Me: Dizzy again, now with splinters.

Me: Pretty sure I’m going to die here.

Me: In my poo coffin.

Me: Amazing how strong outhouse is and how weak I am.

Me: Feel like a girl.

Me: Going to die feeling like a girl.

Me: Going to die never having seen a UFO or discovered my spirit guide.

Me: Never got to go to Japan.

Me: So sorry I never got to take you to kinky Japan.

Me: I love you Rachelle.

Me: I loved you with everything I had.

Me: Never really cheated on you.

Me: I want you to go on and live a beautiful life without me– like that speech in Titanic.

Me: I’m Jack and you’re Rose.

Me: Watch that and think of me swimming around in the water.

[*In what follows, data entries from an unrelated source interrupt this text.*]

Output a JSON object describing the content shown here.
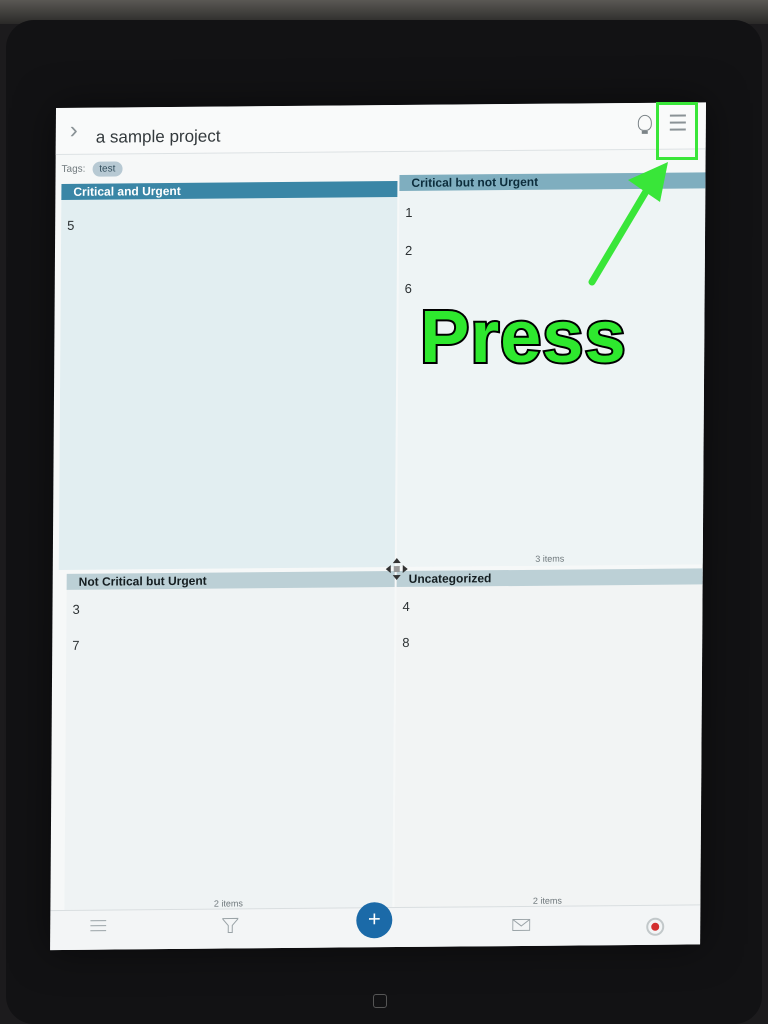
{
  "project": {
    "title": "a sample project",
    "tags_label": "Tags:",
    "tag": "test"
  },
  "quadrants": [
    {
      "title": "Critical and Urgent",
      "items": [
        "5"
      ],
      "count": ""
    },
    {
      "title": "Critical but not Urgent",
      "items": [
        "1",
        "2",
        "6"
      ],
      "count": "3 items"
    },
    {
      "title": "Not Critical but Urgent",
      "items": [
        "3",
        "7"
      ],
      "count": "2 items"
    },
    {
      "title": "Uncategorized",
      "items": [
        "4",
        "8"
      ],
      "count": "2 items"
    }
  ],
  "toolbar": {
    "add_label": "+"
  },
  "annotation": {
    "text": "Press",
    "color": "#39e639"
  },
  "icons": [
    "chevron-right-icon",
    "lightbulb-icon",
    "hamburger-menu-icon",
    "list-icon",
    "filter-icon",
    "add-icon",
    "mail-icon",
    "record-icon",
    "move-icon"
  ]
}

Me: But DO NOT hook-up with Armand.

Me: Yeah, don’t think I don’t notice the way you light up around him.

Me: Armand. Stupid name.

Me: Like a perfume.

Me: How could you like him???

Me: Would haunt the hell out of you if you hooked-up with him.

Me: HE IS A DICK.

Me: Getting darker in here.

Me: Oxygen must be getting low.

Me: Don’t know how much longer can last.

Me: Would like Sigur Ros played at my funeral and that scene from Armageddon when Bruce Willis is saying good-bye from space projected as backdrop.

Me: My love, you were always the best part of me.

Me: I will be with you always.

Me: You were my everything.

Me: Waiting now for the chariot to swing low.

Me: When the light comes for me I will go to it.

Me: I am ready.

Me: NO!!!

Me: I will fight for you!

Me: I’m not going to give up!!

Me: Splinters be damned!!

Me: Oh.

Me: Just spotted little clasp under handle.

Me: WOW!!

Me: The clasp releases the external lock!!

Me: The world is an explosion of sunlight!

Me: Electrolytes dangerously low, but will stagger to cottage.

Me: Realize how precious life is now.

Me: Hate abortion!

Me: Just stubbed toe on rock!

Me: Hate abortion, rocks and global warming!

Me: I’m coming for you, my love, I’m coming.

Me: If you get this, please save croissant for me, feeling peaked.